Department of Surgery, Urology Service, Memorial Sloan Kettering Cancer Center, NY, USA.
Department of Epidemiology and Biostatistics, Memorial Sloan Kettering Cancer Center, NY, USA.
Int Braz J Urol. 2021 Jul-Aug;47(4):777-783. doi: 10.1590/S1677-5538.IBJU.2020.0149.
Partial Nephrectomy is oncological safe in patients with pT3a RCC.
To compare the oncological and functional outcomes of patients with pT3a RCC scheduled for PN and RN.
We retrospectively reviewed patients with pT3a N0 M0 RCC who underwent partial or radical nephrectomy from 2005 to 2016. Perioperative characteristics, including estimated glomerular filtration rate, tumor size, pathological histology, and RENAL nephrometry score, were compared between patients scheduled for partial or radical nephrectomy. We used multivariable Cox proportional hazards regression models to compare overall survival, cancer-specific survival, and recurrence-free survival between planned procedure type.
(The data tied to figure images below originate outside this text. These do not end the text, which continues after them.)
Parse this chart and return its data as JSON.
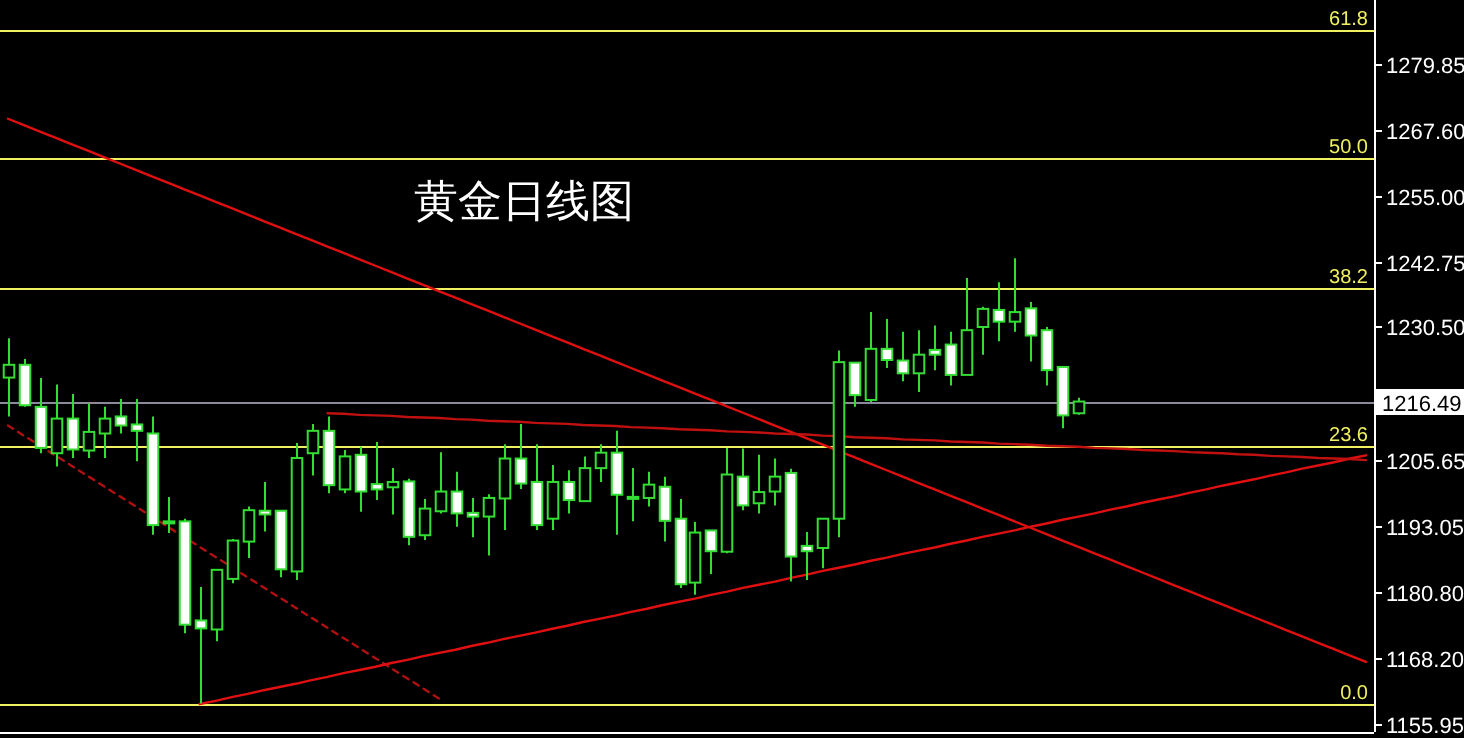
{
  "chart_data": {
    "type": "candlestick",
    "title": "黄金日线图",
    "categories": [
      null,
      null,
      null,
      null,
      null,
      null,
      null,
      null,
      null,
      null,
      null,
      null,
      null,
      null,
      null,
      null,
      null,
      null,
      null,
      null,
      null,
      null,
      null,
      null,
      null,
      null,
      null,
      null,
      null,
      null,
      null,
      null,
      null,
      null,
      null,
      null,
      null,
      null,
      null,
      null,
      null,
      null,
      null,
      null,
      null,
      null,
      null,
      null,
      null,
      null,
      null,
      null,
      null,
      null,
      null,
      null,
      null,
      null,
      null,
      null,
      null,
      null,
      null,
      null,
      null,
      null,
      null,
      null,
      null,
      null,
      null,
      null,
      null,
      null,
      null,
      null,
      null,
      null,
      null,
      null,
      null,
      null,
      null,
      null,
      null,
      null
    ],
    "ohlc": [
      [
        1221.0,
        1228.4,
        1213.7,
        1223.4
      ],
      [
        1223.4,
        1224.5,
        1215.5,
        1215.8
      ],
      [
        1215.5,
        1220.9,
        1206.8,
        1207.8
      ],
      [
        1206.8,
        1219.7,
        1204.3,
        1213.3
      ],
      [
        1213.3,
        1217.9,
        1205.9,
        1207.5
      ],
      [
        1207.3,
        1216.2,
        1205.9,
        1210.8
      ],
      [
        1210.5,
        1215.5,
        1205.9,
        1213.3
      ],
      [
        1213.7,
        1217.0,
        1210.5,
        1212.0
      ],
      [
        1212.2,
        1217.0,
        1205.3,
        1211.0
      ],
      [
        1210.5,
        1213.7,
        1191.5,
        1193.3
      ],
      [
        1193.9,
        1198.6,
        1191.8,
        1194.0
      ],
      [
        1194.0,
        1194.5,
        1173.0,
        1174.6
      ],
      [
        1175.4,
        1181.7,
        1159.8,
        1173.9
      ],
      [
        1173.7,
        1184.9,
        1171.5,
        1184.9
      ],
      [
        1183.2,
        1190.7,
        1182.4,
        1190.4
      ],
      [
        1190.2,
        1196.8,
        1187.1,
        1196.1
      ],
      [
        1196.0,
        1201.4,
        1192.1,
        1195.3
      ],
      [
        1196.0,
        1196.0,
        1183.5,
        1185.0
      ],
      [
        1184.6,
        1208.7,
        1183.0,
        1205.9
      ],
      [
        1206.8,
        1212.3,
        1202.6,
        1211.0
      ],
      [
        1211.0,
        1213.7,
        1199.3,
        1200.8
      ],
      [
        1200.0,
        1207.4,
        1199.3,
        1206.2
      ],
      [
        1206.5,
        1208.0,
        1195.8,
        1199.6
      ],
      [
        1201.0,
        1208.9,
        1198.0,
        1200.0
      ],
      [
        1200.4,
        1204.0,
        1195.3,
        1201.4
      ],
      [
        1201.5,
        1202.0,
        1189.5,
        1191.1
      ],
      [
        1191.4,
        1198.2,
        1190.5,
        1196.4
      ],
      [
        1195.9,
        1207.0,
        1195.5,
        1199.6
      ],
      [
        1199.6,
        1203.3,
        1193.0,
        1195.5
      ],
      [
        1195.6,
        1198.4,
        1191.0,
        1194.9
      ],
      [
        1194.9,
        1199.1,
        1187.6,
        1198.4
      ],
      [
        1198.3,
        1208.5,
        1192.4,
        1205.8
      ],
      [
        1205.8,
        1212.3,
        1200.1,
        1201.1
      ],
      [
        1201.4,
        1208.5,
        1192.4,
        1193.3
      ],
      [
        1194.5,
        1204.6,
        1192.4,
        1201.4
      ],
      [
        1201.4,
        1203.6,
        1195.5,
        1198.0
      ],
      [
        1197.8,
        1206.2,
        1197.8,
        1204.0
      ],
      [
        1204.0,
        1208.5,
        1201.4,
        1206.9
      ],
      [
        1206.9,
        1211.0,
        1191.5,
        1199.0
      ],
      [
        1198.6,
        1204.0,
        1194.0,
        1198.6
      ],
      [
        1198.4,
        1203.3,
        1196.8,
        1200.9
      ],
      [
        1200.5,
        1202.4,
        1190.2,
        1194.1
      ],
      [
        1194.5,
        1198.2,
        1181.5,
        1182.2
      ],
      [
        1182.5,
        1193.9,
        1180.2,
        1191.9
      ],
      [
        1192.3,
        1192.3,
        1184.1,
        1188.4
      ],
      [
        1188.3,
        1207.8,
        1188.0,
        1202.8
      ],
      [
        1202.4,
        1207.7,
        1196.1,
        1197.0
      ],
      [
        1197.4,
        1206.5,
        1195.5,
        1199.5
      ],
      [
        1199.6,
        1205.8,
        1197.0,
        1202.4
      ],
      [
        1203.1,
        1203.9,
        1182.7,
        1187.4
      ],
      [
        1189.4,
        1192.0,
        1183.0,
        1188.4
      ],
      [
        1189.0,
        1194.5,
        1185.2,
        1194.5
      ],
      [
        1194.5,
        1226.1,
        1191.0,
        1223.9
      ],
      [
        1223.8,
        1223.8,
        1215.5,
        1217.7
      ],
      [
        1216.8,
        1233.3,
        1216.4,
        1226.4
      ],
      [
        1226.4,
        1232.0,
        1222.8,
        1224.3
      ],
      [
        1224.2,
        1229.6,
        1220.3,
        1221.8
      ],
      [
        1221.8,
        1229.9,
        1218.3,
        1225.3
      ],
      [
        1226.2,
        1230.8,
        1222.4,
        1225.3
      ],
      [
        1227.2,
        1229.6,
        1219.5,
        1221.5
      ],
      [
        1221.5,
        1239.7,
        1221.5,
        1229.9
      ],
      [
        1230.5,
        1234.3,
        1225.3,
        1233.9
      ],
      [
        1233.7,
        1238.9,
        1227.8,
        1231.5
      ],
      [
        1231.5,
        1243.4,
        1229.6,
        1233.3
      ],
      [
        1234.0,
        1235.2,
        1224.0,
        1228.9
      ],
      [
        1229.9,
        1230.5,
        1219.5,
        1222.4
      ],
      [
        1223.0,
        1223.0,
        1211.5,
        1213.9
      ],
      [
        1214.3,
        1217.2,
        1214.0,
        1216.5
      ],
      null,
      null,
      null,
      null,
      null,
      null,
      null,
      null,
      null,
      null,
      null,
      null,
      null,
      null,
      null,
      null,
      null,
      null
    ],
    "color": "#33dd33",
    "colors": [
      "#000000",
      "#ffffff",
      "#ffffff",
      "#000000",
      "#ffffff",
      "#000000",
      "#000000",
      "#ffffff",
      "#ffffff",
      "#ffffff",
      "#000000",
      "#ffffff",
      "#ffffff",
      "#000000",
      "#000000",
      "#000000",
      "#ffffff",
      "#ffffff",
      "#000000",
      "#000000",
      "#ffffff",
      "#000000",
      "#ffffff",
      "#ffffff",
      "#000000",
      "#ffffff",
      "#000000",
      "#000000",
      "#ffffff",
      "#ffffff",
      "#000000",
      "#000000",
      "#ffffff",
      "#ffffff",
      "#000000",
      "#ffffff",
      "#000000",
      "#000000",
      "#ffffff",
      "#000000",
      "#000000",
      "#ffffff",
      "#ffffff",
      "#000000",
      "#ffffff",
      "#000000",
      "#ffffff",
      "#000000",
      "#000000",
      "#ffffff",
      "#ffffff",
      "#000000",
      "#000000",
      "#ffffff",
      "#000000",
      "#ffffff",
      "#ffffff",
      "#000000",
      "#ffffff",
      "#ffffff",
      "#000000",
      "#000000",
      "#ffffff",
      "#000000",
      "#ffffff",
      "#ffffff",
      "#ffffff",
      "#000000",
      null,
      null,
      null,
      null,
      null,
      null,
      null,
      null,
      null,
      null,
      null,
      null,
      null,
      null,
      null,
      null,
      null,
      null
    ],
    "series": [
      {
        "type": "line",
        "color": "#e01010",
        "values": [
          1269.6,
          1268.4,
          1267.2,
          1266.0,
          1264.8,
          1263.6,
          1262.4,
          1261.2,
          1260.0,
          1258.8,
          1257.6,
          1256.4,
          1255.2,
          1254.0,
          1252.8,
          1251.6,
          1250.4,
          1249.2,
          1248.0,
          1246.8,
          1245.6,
          1244.4,
          1243.2,
          1242.0,
          1240.8,
          1239.6,
          1238.4,
          1237.2,
          1236.0,
          1234.8,
          1233.6,
          1232.4,
          1231.2,
          1230.0,
          1228.8,
          1227.6,
          1226.4,
          1225.2,
          1224.0,
          1222.8,
          1221.6,
          1220.4,
          1219.2,
          1218.0,
          1216.8,
          1215.6,
          1214.4,
          1213.2,
          1212.0,
          1210.8,
          1209.6,
          1208.4,
          1207.2,
          1206.0,
          1204.8,
          1203.6,
          1202.4,
          1201.2,
          1200.0,
          1198.8,
          1197.6,
          1196.4,
          1195.2,
          1194.0,
          1192.8,
          1191.6,
          1190.4,
          1189.2,
          1188.0,
          1186.8,
          1185.6,
          1184.4,
          1183.2,
          1182.0,
          1180.8,
          1179.6,
          1178.4,
          1177.2,
          1176.0,
          1174.8,
          1173.6,
          1172.4,
          1171.2,
          1170.0,
          1168.8,
          1167.6
        ]
      },
      {
        "type": "line",
        "color": "#b01010",
        "line_style": "dashed",
        "values": [
          1212.0,
          1210.1,
          1208.2,
          1206.3,
          1204.4,
          1202.5,
          1200.6,
          1198.7,
          1196.8,
          1194.9,
          1193.0,
          1191.1,
          1189.2,
          1187.3,
          1185.4,
          1183.5,
          1181.6,
          1179.7,
          1177.8,
          1175.9,
          1174.0,
          1172.1,
          1170.2,
          1168.3,
          1166.4,
          1164.5,
          1162.6,
          1160.7,
          null,
          null,
          null,
          null,
          null,
          null,
          null,
          null,
          null,
          null,
          null,
          null,
          null,
          null,
          null,
          null,
          null,
          null,
          null,
          null,
          null,
          null,
          null,
          null,
          null,
          null,
          null,
          null,
          null,
          null,
          null,
          null,
          null,
          null,
          null,
          null,
          null,
          null,
          null,
          null,
          null,
          null,
          null,
          null,
          null,
          null,
          null,
          null,
          null,
          null,
          null,
          null,
          null,
          null,
          null,
          null,
          null,
          null
        ]
      },
      {
        "type": "line",
        "color": "#e01010",
        "values": [
          null,
          null,
          null,
          null,
          null,
          null,
          null,
          null,
          null,
          null,
          null,
          null,
          1159.7,
          1160.3,
          1161.0,
          1161.6,
          1162.3,
          1162.9,
          1163.5,
          1164.2,
          1164.8,
          1165.5,
          1166.1,
          1166.7,
          1167.4,
          1168.0,
          1168.7,
          1169.3,
          1169.9,
          1170.6,
          1171.2,
          1171.9,
          1172.5,
          1173.1,
          1173.8,
          1174.4,
          1175.1,
          1175.7,
          1176.3,
          1177.0,
          1177.6,
          1178.3,
          1178.9,
          1179.5,
          1180.2,
          1180.8,
          1181.5,
          1182.1,
          1182.7,
          1183.4,
          1184.0,
          1184.7,
          1185.3,
          1185.9,
          1186.6,
          1187.2,
          1187.9,
          1188.5,
          1189.1,
          1189.8,
          1190.4,
          1191.1,
          1191.7,
          1192.3,
          1193.0,
          1193.6,
          1194.3,
          1194.9,
          1195.5,
          1196.2,
          1196.8,
          1197.5,
          1198.1,
          1198.7,
          1199.4,
          1200.0,
          1200.7,
          1201.3,
          1201.9,
          1202.6,
          1203.2,
          1203.9,
          1204.5,
          1205.1,
          1205.8,
          1206.4
        ]
      },
      {
        "type": "line",
        "color": "#c01010",
        "values": [
          null,
          null,
          null,
          null,
          null,
          null,
          null,
          null,
          null,
          null,
          null,
          null,
          null,
          null,
          null,
          null,
          null,
          null,
          null,
          null,
          1214.3,
          1214.2,
          1214.0,
          1213.9,
          1213.8,
          1213.6,
          1213.5,
          1213.4,
          1213.2,
          1213.1,
          1212.9,
          1212.8,
          1212.7,
          1212.5,
          1212.4,
          1212.3,
          1212.1,
          1212.0,
          1211.9,
          1211.7,
          1211.6,
          1211.5,
          1211.3,
          1211.2,
          1211.1,
          1210.9,
          1210.8,
          1210.7,
          1210.5,
          1210.4,
          1210.3,
          1210.1,
          1210.0,
          1209.8,
          1209.7,
          1209.6,
          1209.4,
          1209.3,
          1209.2,
          1209.0,
          1208.9,
          1208.8,
          1208.6,
          1208.5,
          1208.4,
          1208.2,
          1208.1,
          1208.0,
          1207.8,
          1207.7,
          1207.6,
          1207.4,
          1207.3,
          1207.2,
          1207.0,
          1206.9,
          1206.8,
          1206.6,
          1206.5,
          1206.3,
          1206.2,
          1206.1,
          1205.9,
          1205.8,
          1205.7,
          1205.5
        ]
      }
    ],
    "ref_lines": [
      {
        "axis": "y",
        "value": 1216.49,
        "label": "1216.49",
        "color": "#8a8a9a"
      },
      {
        "axis": "y",
        "value": 1159.7,
        "color": "#f0f060"
      },
      {
        "axis": "y",
        "value": 1208.0,
        "color": "#f0f060"
      },
      {
        "axis": "y",
        "value": 1237.9,
        "color": "#f0f060"
      },
      {
        "axis": "y",
        "value": 1262.1,
        "color": "#f0f060"
      },
      {
        "axis": "y",
        "value": 1286.2,
        "color": "#f0f060"
      }
    ],
    "annotations": [
      {
        "text": "0.0",
        "y": 1159.7
      },
      {
        "text": "23.6",
        "y": 1208.0
      },
      {
        "text": "38.2",
        "y": 1237.9
      },
      {
        "text": "50.0",
        "y": 1262.1
      },
      {
        "text": "61.8",
        "y": 1286.2
      }
    ],
    "ylim": [
      1154.45,
      1291.9
    ],
    "yticks": [
      {
        "value": 1155.95,
        "label": "1155.95"
      },
      {
        "value": 1168.2,
        "label": "1168.20"
      },
      {
        "value": 1180.8,
        "label": "1180.80"
      },
      {
        "value": 1193.05,
        "label": "1193.05"
      },
      {
        "value": 1205.65,
        "label": "1205.65"
      },
      {
        "value": 1217.9,
        "label": null
      },
      {
        "value": 1230.5,
        "label": "1230.50"
      },
      {
        "value": 1242.75,
        "label": "1242.75"
      },
      {
        "value": 1255.0,
        "label": "1255.00"
      },
      {
        "value": 1267.6,
        "label": "1267.60"
      },
      {
        "value": 1279.85,
        "label": "1279.85"
      }
    ],
    "tick_labels": "y"
  }
}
Of the 589 patients, 369 (63%) and 220 (37%) were scheduled for radical and partial nephrectomy, respectively; 26 (12%) of the scheduled partial nephrectomy cases were intraoperatively converted to radical nephrectomy. After adjusting for tumor size and histology, there were no statistically significant differences in overall survival (hazard ratio 0.66; 95% CI, 0.38-1.13), cancer-specific survival (hazard ratio 0.53; 95% CI, 0.16-1.75), or recurrence-free survival (hazard ratio 0.66; 95% CI, 0.34-1.28) between patients scheduled for partial or radical nephrectomy. Fewer patients scheduled for partial nephrectomy had estimated glomerular filtration rate reductions 3 to 9 months after surgery than patients scheduled for radical nephrectomy.
We found no evidence that patients scheduled to undergo partial nephrectomy had poorer oncologic outcomes than patients scheduled to undergo radical nephrectomy. In select patients with pT3a renal cell carcinoma in whom partial nephrectomy is deemed feasible by the surgeon, partial nephrectomy should not be discouraged.
部分肾切除术在 pT3aRCC 患者中具有肿瘤安全性。
比较计划行部分肾切除术和根治性肾切除术的 pT3aRCC 患者的肿瘤学和功能结果。
我们回顾性分析了 2005 年至 2016 年间接受部分或根治性肾切除术的 pT3aN0M0RCC 患者。比较了计划行部分或根治性肾切除术的患者的围手术期特征,包括估算肾小球滤过率、肿瘤大小、病理组织学和 RENAL 肾切除术评分。我们使用多变量 Cox 比例风险回归模型比较了计划手术类型之间的总生存率、癌症特异性生存率和无复发生存率。
在 589 例患者中,369 例(63%)和 220 例(37%)分别计划行根治性和部分肾切除术;26 例(12%)计划行部分肾切除术的病例术中改为根治性肾切除术。调整肿瘤大小和组织学后,计划行部分肾切除术和根治性肾切除术的患者在总生存率(风险比 0.66;95%置信区间,0.38-1.13)、癌症特异性生存率(风险比 0.53;95%置信区间,0.16-1.75)或无复发生存率(风险比 0.66;95%置信区间,0.34-1.28)方面无统计学差异。计划行部分肾切除术的患者术后 3 至 9 个月估算肾小球滤过率下降的比例低于计划行根治性肾切除术的患者。
我们没有发现证据表明计划行部分肾切除术的患者的肿瘤学结果比计划行根治性肾切除术的患者差。在部分外科医生认为可行的 pT3a 肾细胞癌的特定患者中,不应劝阻部分肾切除术。